Zur Verletzung des Anspruchs auf Gewährung rechtlichen Gehörs. (Leitsatz der Redaktion)

Schlagwörter: Armenien, Kurden, Jesiden, Revision, Nichtzulassungsbeschwerde, Rechtliches Gehör, Entscheidungserhebliches Vorbringen, Gesteigertes Vorbringen, Glaubwürdigkeit
Normen: VwGO § 108 Abs. 2; VwGO § 132 Abs. 2 Nr. 3; GG Art. 103 Abs. 1
Auszüge:

Die Beschwerde der Beigeladenen zu 1 und 2 ist zulässig und begründet. Die Beigeladenen zu 1 und 2 rügen zu Recht, dass das Berufungsgericht ihren Anspruch auf Gewährung rechtlichen Gehörs verletzt hat (§ 132 Abs. 2 Nr. 3 VwGO i.V.m. Art. 103 Abs. 1 GG und § 108 Abs. 2 VwGO). Denn das Berufungsgericht hat entscheidungserhebliches Vorbringen der Beigeladenen zu 1 und 2 nicht hinreichend zur Kenntnis genommen und in Erwägung ) gezogen.

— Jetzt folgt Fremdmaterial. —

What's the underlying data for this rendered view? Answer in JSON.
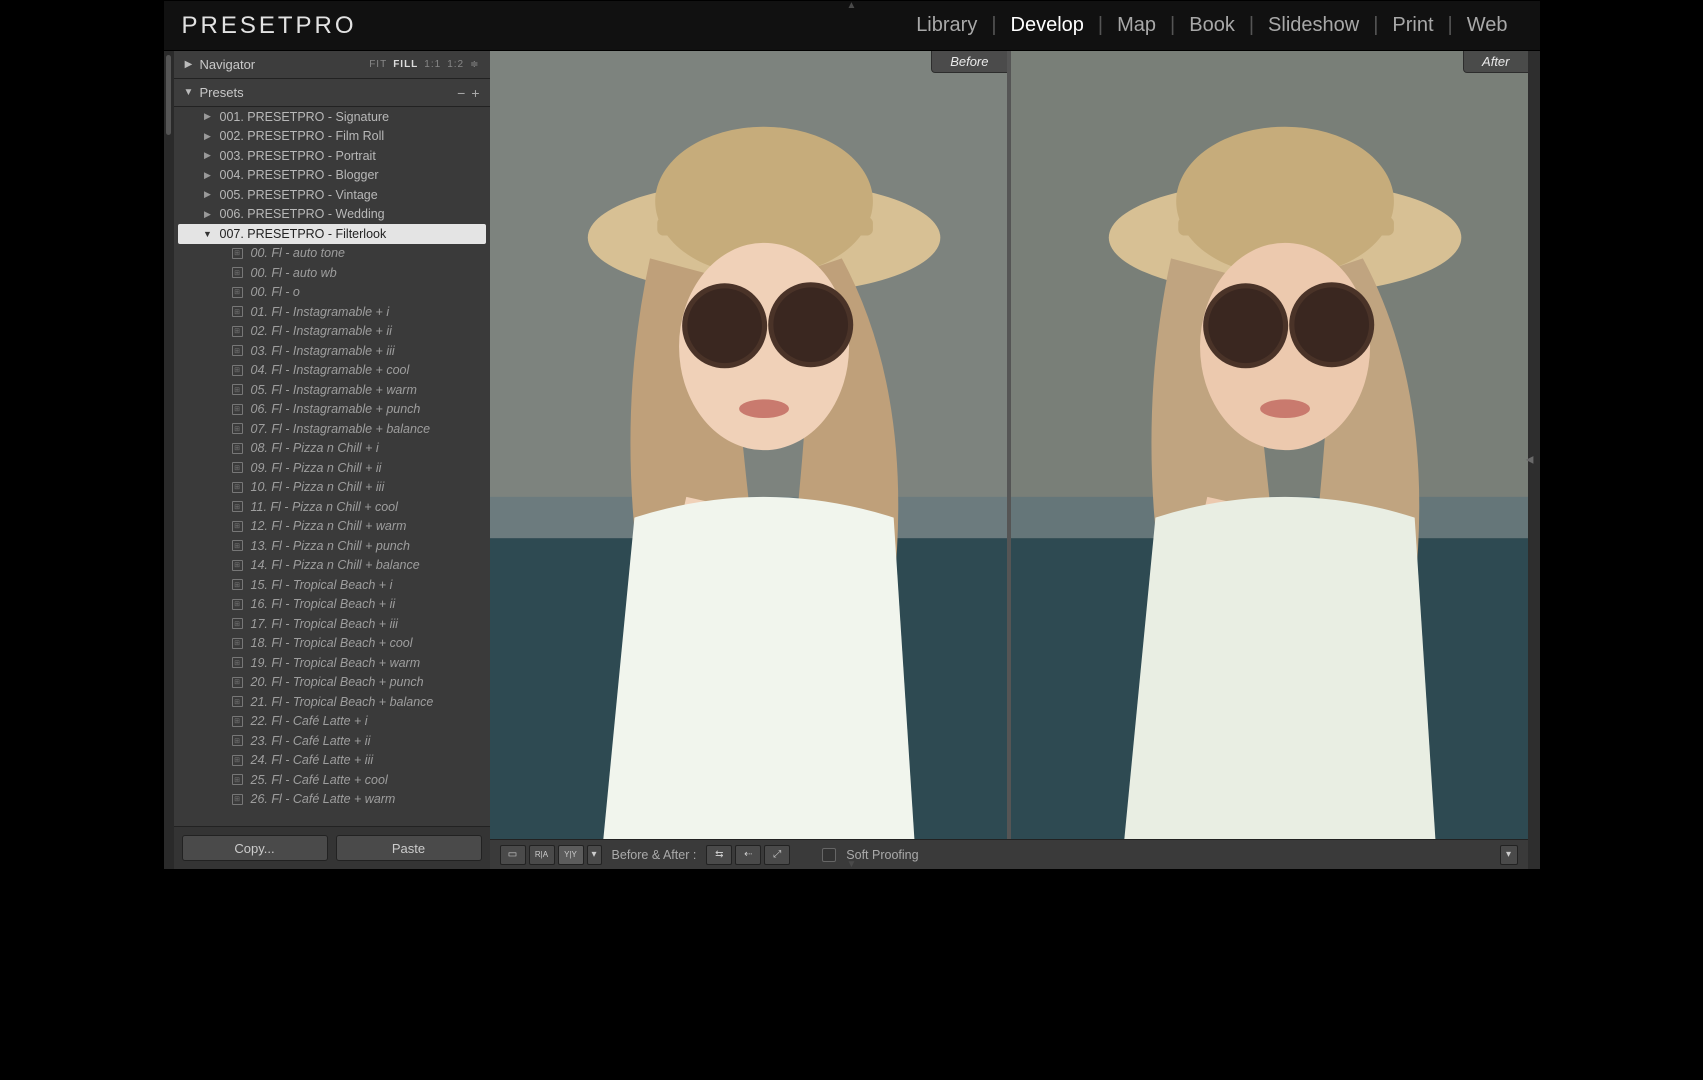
{
  "brand": "PRESETPRO",
  "modules": [
    "Library",
    "Develop",
    "Map",
    "Book",
    "Slideshow",
    "Print",
    "Web"
  ],
  "active_module": "Develop",
  "navigator": {
    "title": "Navigator",
    "zoom_options": [
      "FIT",
      "FILL",
      "1:1",
      "1:2"
    ],
    "zoom_active": "FILL"
  },
  "presets": {
    "title": "Presets",
    "folders": [
      {
        "label": "001. PRESETPRO - Signature",
        "open": false
      },
      {
        "label": "002. PRESETPRO - Film Roll",
        "open": false
      },
      {
        "label": "003. PRESETPRO - Portrait",
        "open": false
      },
      {
        "label": "004. PRESETPRO - Blogger",
        "open": false
      },
      {
        "label": "005. PRESETPRO - Vintage",
        "open": false
      },
      {
        "label": "006. PRESETPRO - Wedding",
        "open": false
      },
      {
        "label": "007. PRESETPRO - Filterlook",
        "open": true,
        "selected": true,
        "items": [
          "00. Fl - auto tone",
          "00. Fl - auto wb",
          "00. Fl - o",
          "01. Fl - Instagramable + i",
          "02. Fl - Instagramable + ii",
          "03. Fl - Instagramable + iii",
          "04. Fl - Instagramable + cool",
          "05. Fl - Instagramable + warm",
          "06. Fl - Instagramable + punch",
          "07. Fl - Instagramable + balance",
          "08. Fl - Pizza n Chill + i",
          "09. Fl - Pizza n Chill + ii",
          "10. Fl - Pizza n Chill + iii",
          "11. Fl - Pizza n Chill + cool",
          "12. Fl - Pizza n Chill + warm",
          "13. Fl - Pizza n Chill + punch",
          "14. Fl - Pizza n Chill + balance",
          "15. Fl - Tropical Beach + i",
          "16. Fl - Tropical Beach + ii",
          "17. Fl - Tropical Beach + iii",
          "18. Fl - Tropical Beach + cool",
          "19. Fl - Tropical Beach + warm",
          "20. Fl - Tropical Beach + punch",
          "21. Fl - Tropical Beach + balance",
          "22. Fl - Café Latte + i",
          "23. Fl - Café Latte + ii",
          "24. Fl - Café Latte + iii",
          "25. Fl - Café Latte + cool",
          "26. Fl - Café Latte + warm"
        ]
      }
    ]
  },
  "buttons": {
    "copy": "Copy...",
    "paste": "Paste"
  },
  "compare": {
    "before": "Before",
    "after": "After"
  },
  "toolbar": {
    "before_after_label": "Before & After :",
    "soft_proofing": "Soft Proofing"
  }
}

Das Berufungsgericht hat das Vorbringen der Beigeladenen zu 1 und 2, armenische Staatsangehörige kurdischer Volkszugehörigkeit und yezidischen Glaubens, insgesamt als unglaubhaft beurteilt, da sich ihre jeweiligen Darstellungen in wesentlichen Punkten "unauflöslich" widersprechen würden. So habe der Beigeladene zu 1 behauptet, sie seien anlässlich der stationären Entbindung im (...) gezwungen worden, sich als Christen auszugeben, während die Beigeladene zu 2 nichts in dieser Hinsicht vorgetragen, sondern behauptet habe, sie habe ständig Blut spenden müssen und befürchtet, die Beigeladene zu 3 werde mit einer Giftspritze getötet (BA S. 6). Die Beigeladenen zu 1 und 2 weisen zutreffend darauf hin, dass die Beigeladene zu 2 bei ihrer Anhörung am 28. Oktober 1993 angegeben habe, nach der Geburt der Beigeladenen zu 3 sei in den behördlichen Unterlagen vermerkt worden, dass die Beigeladene zu 3 Christin sei; ihr Vater sei zu den Behörden gegangen und habe unter Schwierigkeiten erreicht, dass diese Angaben geändert wurden. Damit hat das Berufungsgericht wesentliches Vorbringen der Beigeladenen zu 2 nicht berücksichtigt.

Ferner hat das Berufungsgericht angenommen, das Vorbringen, die Fedajin hätten sich gewaltsam Zutritt zum Haus der Eltern des Beigeladenen zu 1 verschafft, stehe in einem unauflöslichen Widerspruch zu der Behauptung des Beigeladenen zu 1, die Fedajin hätten an die Tür geklopft, daraufhin habe seine Mutter geöffnet (BA S. 7 f.). Hier übergeht, was die Beschwerde zu Recht moniert, das Berufungsgericht das Vorbringen des Beigeladenen zu 1, auf das Klopfen hin habe seine Mutter aufgemacht, sie sei dann zur Seite gestoßen und geschlagen worden; auch seine Frau und er seien geschlagen worden (Anhörungsprotokoll vom 18. Januar 1995 S. 3).

Auf diesen Gehörsverstößen kann die Entscheidung des Berufungsgerichts beruhen. Zwar ist das Berufungsgericht von weiteren Widersprüchen und insbesondere auch von Steigerungen in den Darstellungen der Beigeladenen zu 1 und 2 ausgegangen, hinsichtlich derer die von der Beschwerde erhobenen Rügen nicht durchgreifen. Da aber das Berufungsgericht seine Überzeugung auf die Gesamtheit der Widersprüche (und Steigerungen) gestützt hat, kann nicht ausgeschlossen werden, dass es zu einer anderen Entscheidung gelangt wäre, wenn es die beiden oben dargestellten, aufgrund unzureichender Berücksichtigung des Vorbringens der Beigeladenen zu 1 und 2 angenommenen Widersprüche nicht zugrundegelegt hätte.